In conclusion, the zoo-housed microbiome is altered in terms of diversity, composition, and expected function. However, hemi(cellulases), other carbohydrate-active enzymes targeting polysaccharides, and enzymes originating from Neocallimastigomycetes remain active in the zoo-housed microbiome. The abundance of fibre-degrading Chloroflexi was strongly reduced in the microbiota of ZHGs; however, the herbivore-characteristic activity of the microbiome was conserved. These results are promising considering conservation efforts and require further investigation to “rewild” the zoo-housed microbiome. Our study highlights the contribution of eukaryotes and archaea to the gorilla gut microbiome, thereby showing the added value of RNA sequencing and the importance of further improvements in metagenomics analysis pipelines for the detection of eukaryotic genes in shotgun metagenomics data.
Abbreviations
- ACE
-
abundance-based coverage estimator
- CAZyome
-
collective of carbohydrate-active enzymes
- GH
-
glycoside hydrolase
- MG
-
metagenome
- MT
-
metatranscriptome
- RNA-seq
-
RNA sequencing
- WG
-
wild gorilla
- ZHG
-
zoo-housed gorilla
Acknowledgements
The authors would like to thank all gorilla caretakers at ARTIS Amsterdam Royal Zoo for their cooperation and collection of faecal samples. The authors gratefully acknowledge Yaro Laenen and Jasper Buikx from ARTIS-Micropia, and Eline Klaassens, Radhika Bongoni, Mirna Baak, and Will Harley from BaseClear for their support of this research project, and Karline Janmaat (ARTIS Chair holder Cognitive Behavioural Ecology at Leiden University) for fruitful discussions.
Supplementary materials
The supplementary material for this article can be found at http://doi.org/10.1017/gmb.2023.11.
Disclosure statement
The authors declare no conflicts of interest.
Author contribution
Conceptualisation: I.M.H., R.K.; Data curation: I.M.H.; Experiments: M.v.Z.L., R.K.; Methodology and data analysis: I.M.H., M.v.Z.L., M.B., W.P., R.K.; Supervision: R.K.; Writing – original draft preparation: I.M.H.; Writing – review and editing: I.M.H., W.P., R.K. All authors have read and agreed to the published version of the manuscript.
Funding
This research project was conducted with internal funding from the ARTIS Heritage, Education, and Academy team.

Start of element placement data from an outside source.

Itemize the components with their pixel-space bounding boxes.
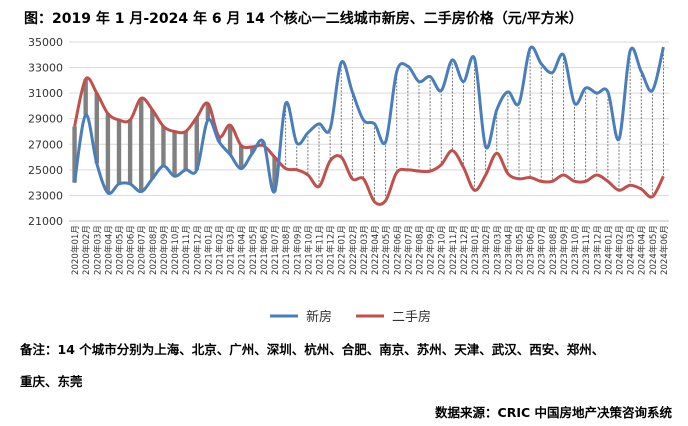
x-tick-label: 2022年06月 — [391, 225, 403, 275]
x-tick-label: 2020年12月 — [191, 225, 203, 275]
x-tick-label: 2021年06月 — [258, 225, 270, 275]
y-tick-label: 33000 — [28, 62, 63, 75]
x-tick-label: 2020年07月 — [136, 225, 148, 275]
x-tick-label: 2023年08月 — [547, 225, 559, 275]
x-tick-label: 2023年04月 — [502, 225, 514, 275]
x-tick-label: 2021年02月 — [214, 225, 226, 275]
chart-title: 图：2019 年 1 月-2024 年 6 月 14 个核心一二线城市新房、二手… — [24, 11, 583, 27]
x-tick-label: 2023年07月 — [536, 225, 548, 275]
y-tick-label: 31000 — [28, 87, 63, 100]
difference-bar — [127, 119, 133, 184]
x-tick-label: 2023年10月 — [569, 225, 581, 275]
x-tick-label: 2023年06月 — [525, 225, 537, 275]
x-tick-label: 2022年12月 — [458, 225, 470, 275]
x-tick-label: 2022年09月 — [425, 225, 437, 275]
x-tick-label: 2022年10月 — [436, 225, 448, 275]
x-tick-label: 2020年01月 — [69, 225, 81, 275]
data-source: 数据来源：CRIC 中国房地产决策咨询系统 — [435, 405, 672, 420]
x-tick-label: 2024年06月 — [658, 225, 670, 275]
difference-bar — [83, 79, 88, 115]
x-tick-label: 2021年10月 — [302, 225, 314, 275]
x-tick-label: 2024年03月 — [625, 225, 637, 275]
x-tick-label: 2020年02月 — [80, 225, 92, 275]
x-tick-label: 2022年03月 — [358, 225, 370, 275]
difference-bar — [272, 157, 277, 192]
y-tick-label: 25000 — [28, 164, 63, 177]
x-tick-label: 2022年05月 — [380, 225, 392, 275]
x-tick-label: 2023年01月 — [469, 225, 481, 275]
x-tick-label: 2021年09月 — [291, 225, 303, 275]
difference-bar — [194, 117, 199, 170]
difference-bar — [72, 126, 77, 183]
difference-bar — [227, 125, 233, 155]
x-tick-label: 2020年03月 — [91, 225, 103, 275]
x-tick-label: 2022年04月 — [369, 225, 381, 275]
difference-bar — [161, 126, 166, 167]
x-tick-label: 2023年12月 — [591, 225, 603, 275]
note-line-2: 重庆、东莞 — [20, 374, 83, 389]
legend-label: 二手房 — [392, 309, 431, 325]
difference-bar — [183, 131, 188, 170]
x-tick-label: 2023年11月 — [580, 225, 592, 275]
x-tick-label: 2022年11月 — [447, 225, 459, 275]
x-tick-label: 2020年08月 — [147, 225, 159, 275]
x-tick-label: 2024年05月 — [647, 225, 659, 275]
x-axis-tick-labels: 2020年01月 2020年02月 2020年03月 2020年04月 2020年05月… — [69, 225, 670, 275]
x-tick-label: 2020年06月 — [125, 225, 137, 275]
difference-bar — [94, 93, 99, 164]
y-tick-label: 23000 — [28, 189, 63, 202]
x-tick-label: 2021年01月 — [202, 225, 214, 275]
y-tick-label: 35000 — [28, 36, 63, 49]
x-tick-label: 2023年03月 — [491, 225, 503, 275]
x-tick-label: 2021年04月 — [236, 225, 248, 275]
difference-bar — [150, 109, 155, 179]
x-tick-label: 2024年02月 — [614, 225, 626, 275]
y-tick-label: 27000 — [28, 138, 63, 151]
series-line-second-hand — [73, 76, 665, 206]
x-tick-label: 2022年08月 — [414, 225, 426, 275]
series-line-new — [73, 45, 665, 196]
difference-bar — [250, 146, 255, 154]
legend: 新房 二手房 — [270, 309, 431, 325]
x-tick-label: 2020年04月 — [102, 225, 114, 275]
x-tick-label: 2021年07月 — [269, 225, 281, 275]
x-tick-label: 2024年01月 — [602, 225, 614, 275]
legend-new: 新房 — [270, 309, 332, 325]
difference-bars — [72, 47, 664, 202]
x-tick-label: 2021年05月 — [247, 225, 259, 275]
x-tick-label: 2020年11月 — [180, 225, 192, 275]
y-tick-label: 21000 — [28, 215, 63, 228]
y-axis-tick-labels: 21000 23000 25000 27000 29000 31000 33000 35000 — [28, 36, 63, 228]
difference-bar — [205, 103, 211, 120]
difference-bar — [139, 98, 144, 192]
difference-bar — [172, 131, 177, 177]
legend-second-hand: 二手房 — [356, 309, 431, 325]
difference-bar — [116, 119, 122, 184]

Data availability statement
All sequence data on faecal samples of the ARTIS gorilla population have been deposited in the Sequence Read Archive (SRA) under BioProject number PRJNA827108. All scripts used for data analysis are available in a dedicated GitHub repository (Houtkamp, Reference Houtkamp2022).
Ethics statement
This study was approved by the ARTIS Amsterdam Royal Zoo Ethics Committee. All methods were noninvasive and part of routine preventive health monitoring.